Und die Bundesrepublik? Wo die Klänge dieser okzidentalen Sirenen und Orientalen Fanfaren nicht bereitwillig vernommen werden, paaren sich die gesellschafts- und kulturkritischen Rettungsversuche der Einmaligkeit des Ich vor dem nivellierenden Sog ihrer kapitalistischen Vermarktung mit der drängenden Suche nach neuen Formen von Individualität, die durch das Purgatorium der Vereinzelung hindurch sich zu neuen solidarischen Lebensformen erheben möge.

Die Beiträge dieser Nummer kreisen um diese „Ich-Probleme“: gibt es überhaupt noch einen Ort, an dem heute eine mit sich identische Individualität erfahren werden kann? Läßt sich die Rede von einem autonomen und autopoietischen Ich gegen die Einwände noch verteidigen? In welchem Verhältnis zur Gesellschaft muß das Individuum konkret gesehen werden, und welche Schlußfolgerungen ergeben sich daraus für einen angemessenen Begriff vom Ich?

Den Anfang bildet ein Gespräch der Sozialpsychologinnen Gabriele Geiger und Heiner Keupp mit dem Philosophen Rolf-Peter Horstmann sowie Mitgliedern der Redaktion über die Funktionen, die die Begriffe „Ich“ und „Selbstbewußtsein“, „Identität“ und „Autonomie“ in diesen Wissenschaften, auch unter feministischen Gesichtspunkten, haben.

Katja Riefler unternimmt in ihrem Beitrag „Individuum zwischen Kollektivität und individueller Freiheit“ einen „Annäherungsversuch an die Problematik“, wie sie philosophiegeschichtlich bis heute entwickelt wurde.

Daß entgegen der Vermutung einer Preisgabe des Individuums zugunsten der ’Strukturen’ in der Geschichtswissenschaft ein neues Interesse am Einzelnen sich zu regen beginnt, darauf weist Ralph Marks in seinem Artikel „Individuum est ineffabile. Die Rückkehr des Subjekts in die Geschichte“ hin.

Ulrich Druwe versucht in seinem Beitrag „Über den Gegensatz zwischen Individuum und Gesellschaft“, die liberalistische Rede von einem ungesellschaftlichen Individuum als inkonsistent nachzuweisen. Ignaz Knips’ Artikel „Symbolische Formen und Akteure“ geht anhand der Diskurstheorien von P. Bourdieu und J. Habermas den Problemen der Selbstbezüglichkeit nach, die bei Anwendung dieser Theorien auf ihre Autoren entstehen.

Ausgehend von musiktheoretischen Überlegungen Th.

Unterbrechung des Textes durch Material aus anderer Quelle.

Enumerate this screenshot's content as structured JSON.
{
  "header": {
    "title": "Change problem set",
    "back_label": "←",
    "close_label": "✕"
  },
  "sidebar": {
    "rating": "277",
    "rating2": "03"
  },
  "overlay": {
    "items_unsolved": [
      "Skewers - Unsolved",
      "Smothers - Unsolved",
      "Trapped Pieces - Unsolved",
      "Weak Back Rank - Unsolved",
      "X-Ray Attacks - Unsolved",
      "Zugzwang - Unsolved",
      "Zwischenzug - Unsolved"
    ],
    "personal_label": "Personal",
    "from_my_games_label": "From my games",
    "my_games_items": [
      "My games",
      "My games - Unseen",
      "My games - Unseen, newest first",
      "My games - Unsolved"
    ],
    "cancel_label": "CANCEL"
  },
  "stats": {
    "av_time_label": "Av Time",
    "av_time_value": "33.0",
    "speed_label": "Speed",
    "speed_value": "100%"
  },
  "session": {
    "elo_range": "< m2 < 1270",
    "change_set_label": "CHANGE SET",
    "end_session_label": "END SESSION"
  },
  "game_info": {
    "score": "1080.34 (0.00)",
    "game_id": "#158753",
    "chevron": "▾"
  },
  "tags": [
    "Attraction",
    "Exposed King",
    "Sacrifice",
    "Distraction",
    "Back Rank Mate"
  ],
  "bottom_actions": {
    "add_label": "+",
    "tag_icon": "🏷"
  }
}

Adornos schreibt Roger Behrens zu „Individualismus: die Krise romantischer Musik“. Georg Koch und Manuela Günter skizzieren in ihrem Beitrag zum 100. Geburtstag von Siegfried Kracauer die „Physiognomie eines Exterritorialen“.

Den 70. Geburtstag von L. Althusser nimmt Hans Mittermüller zum Anlaß, an dessen für die Subjekt-Debatte folgenreiches Strukturalismus-Konzept zu erinnern.

„Schopenhauer und die Schwulen“ ist das Sonderthema der Nummer. Udo Schücklenk stellt dessen Position zu den Fragen des Ge-schlechterverhältnisses und der Homosexualität dar.

Wie immer enthält das Heft einen ausführlichen Rezensionsteil über neuerschienene Bücher, insbesondere zum Thema. Ihm schließen sich ein Bericht über den Streik der Philosophiestudentinnen in München von Daniel Schreiber und über den Anti-IWF-Kongreß von Manuela Günter an.

Die angekündigte Diskussion über das Thema von Widerspruch Nr.l5 „Neues Denken“ bildet den Abschluß. Elmar Treptow stellt in seinem Beitrag „Das ’neue Denken’ Gorbatschows – Die Lösung und Vertiefung der globalen Probleme“ seine Kritik an dieser Konzeption dar. Ihm folgen Leserbriefe zu einem Thema, das wir auch mit diesen Beiträgen noch nicht als abgeschlossen betrachten.

Das vorliegende Heft erscheint als Doppelnummer. Die Ergiebigkeit des Themas hat uns veranlaßt, den Umfang des Heftes weit über das normale Maß zu vergrößern. Der Preis dieser Doppelnummer beträgt 8.- DM. Wir hoffen auf das Verständnis unserer Leser für diese Maßnahme.